第13話断ち切る者

最上階へ着くと部屋中に邪気が充満していて、奥には仰々しい機械みたいなものがある。そしてその前に誰かが立っているのに気付いたゴードンさんが叫んだ。

「バルザック隊長!」

「驚いたよ。お前達が来たということは・・・カイルはやられたか。」

アリックがバルザックに問いかける。

「・・・バルザックさん、貴方に聞きたいことがあります。貴方は5年前、遠征中に死んだとカイルから聞いていました。それなのにこうして生きている。一体何があったんですか?」

「カイルは話さなかったのか。知りたいなら教えてやる。俺は5年前隊を十数人を率いて遠征に出た。山を越えこの塔が建っている近くまで来た俺達は1体のモンスターに出会した。そのモンスターには尾を噛む蛇の模様があった。」

尾を噛む蛇の模様?ケンドールやスケルトンにもあったあれか?

「俺達はそのモンスターを倒すために戦った。そのモンスターはとてつもなく強く俺とカイル以外、隊は壊滅してしまった。それでも俺はなんとか倒すことが出来たんだ。だがそのモンスターから邪気が放たれ俺を飲み込み俺の胸には尾を噛む蛇の模様が浮き上がった。この模様は『ウロボロス』というもので、これを宿したものは不死になる。いや、正確には死んだ場合新たな宿主に寄生しモンスターと化しまた人間を襲う。何故俺が意識を保てているかは分からないが・・・。この戦いは今まで幾度となく繰り返されてきたんだ。俺達が命懸けで戦ってきたことは全て無意味だった。ウロボロスが見せてくれた馬鹿な神同士の戦いに巻き込まれた人間やモンスターを苦しみから解き放つために、メビウスの戦いを終わらせてやる!何も無い世界に戻すため!本来の姿に戻すため!俺はメビウスの輪を断ち切り、世界を無に還そうと決めたのだ!」

「勝手なこと言ってんじゃねぇ!」

「・・・ユウヤ!?」

俺は腹が立った。

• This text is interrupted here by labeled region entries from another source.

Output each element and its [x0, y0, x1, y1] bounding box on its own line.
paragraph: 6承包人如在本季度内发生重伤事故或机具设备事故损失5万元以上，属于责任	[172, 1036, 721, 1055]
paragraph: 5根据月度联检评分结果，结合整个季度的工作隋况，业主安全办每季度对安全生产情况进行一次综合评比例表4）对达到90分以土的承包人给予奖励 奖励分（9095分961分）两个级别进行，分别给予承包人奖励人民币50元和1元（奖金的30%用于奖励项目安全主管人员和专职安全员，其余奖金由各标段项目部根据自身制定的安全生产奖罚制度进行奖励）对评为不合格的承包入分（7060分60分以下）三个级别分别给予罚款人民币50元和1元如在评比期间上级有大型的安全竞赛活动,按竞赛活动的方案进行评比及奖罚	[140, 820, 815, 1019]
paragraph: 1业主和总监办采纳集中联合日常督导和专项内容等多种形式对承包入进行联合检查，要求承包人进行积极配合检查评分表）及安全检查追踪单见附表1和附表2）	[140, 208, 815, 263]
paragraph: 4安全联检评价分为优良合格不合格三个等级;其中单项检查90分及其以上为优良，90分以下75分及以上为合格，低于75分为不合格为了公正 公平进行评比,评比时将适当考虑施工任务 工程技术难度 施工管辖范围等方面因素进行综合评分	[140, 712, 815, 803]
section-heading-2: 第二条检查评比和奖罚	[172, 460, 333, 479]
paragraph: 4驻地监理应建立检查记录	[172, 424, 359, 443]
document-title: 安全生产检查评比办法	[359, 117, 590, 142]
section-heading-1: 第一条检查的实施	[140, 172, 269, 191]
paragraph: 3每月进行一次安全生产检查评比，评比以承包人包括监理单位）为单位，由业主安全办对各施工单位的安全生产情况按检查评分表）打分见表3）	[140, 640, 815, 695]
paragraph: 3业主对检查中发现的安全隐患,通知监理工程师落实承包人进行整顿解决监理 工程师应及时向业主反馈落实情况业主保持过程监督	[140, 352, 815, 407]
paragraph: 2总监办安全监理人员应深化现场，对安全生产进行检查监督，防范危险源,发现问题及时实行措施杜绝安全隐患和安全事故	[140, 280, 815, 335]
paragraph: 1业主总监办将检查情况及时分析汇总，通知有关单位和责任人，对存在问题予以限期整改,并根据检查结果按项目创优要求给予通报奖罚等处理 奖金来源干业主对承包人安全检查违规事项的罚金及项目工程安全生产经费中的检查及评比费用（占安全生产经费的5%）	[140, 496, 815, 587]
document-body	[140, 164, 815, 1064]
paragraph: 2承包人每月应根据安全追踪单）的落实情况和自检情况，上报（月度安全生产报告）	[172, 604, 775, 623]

自分勝手に世界を滅ぼすなんて許されないことだ。

「世界を無に還す?結局世界を滅ぼそうとしてるだけだろうが!たとえ馬鹿な神同士が始めたこの戦いが永遠に終わることがなくても、今俺たちはここで生きているんだ!それをあんたが自分勝手に壊していいはずがねぇ!」

「お前は・・・そうか。カイルが言っていた異世界人とはお前のことだな。異世界の人間がこの世界の事情に首を挟んでもらっては困るな。」

「なんだと・・・!?」

「バルザックさん、貴方は今までのウロボロスを持つモンスターと違って意識を保っているんですよね?だったらわざわざ戦わなくてもメビウスの戦いは終わるんじゃ?」

「残念だがそれはない。俺の体は一定の日数が経つとモンスターを生むようになっているんだ。つまり、俺が・・・ウロボロスが滅びぬ限り決して終わることはないんだ。だがウロボロスは滅びぬ。だから世界を無に還そうと・・・」

「だったら!俺がウロボロスを消滅させてやるよ!このクロノスの剣で!」

「・・・神の剣か。」

「こいつがなんなのか知ってるなら話は早いな。」

「つまりこの世界を救うため俺に死んでくれと?・・・はっはっはっ!!俺は戦いを終わらせるためお前達を、お前達は戦いを終わらせるため俺を殺すというのか!?結局やってることは同じだろうが!!」

「違うだろ!あんたは関係ない人達まで犠牲にしようとしてるだろ!」

「関係無くはない!街の人間は戦いをやめたやつらの子孫だ!メビウスの戦いを放棄したやつらがのうのうと生きてていいわけがない!」

全く意見が合わなかった。俺達は世界を救うためバルザックを、バルザックは世界を滅ぼすため俺達を倒す。このどちらかで世界の命運は変わる。

「・・・お互いの意見が合わないことはよく分かった。だったら、あんたの言うメビウスの輪ってやつを俺が断ち切ってやる!」

「お前達にこの世界は救えぬ!」


そして今、最終決戦が始まるー。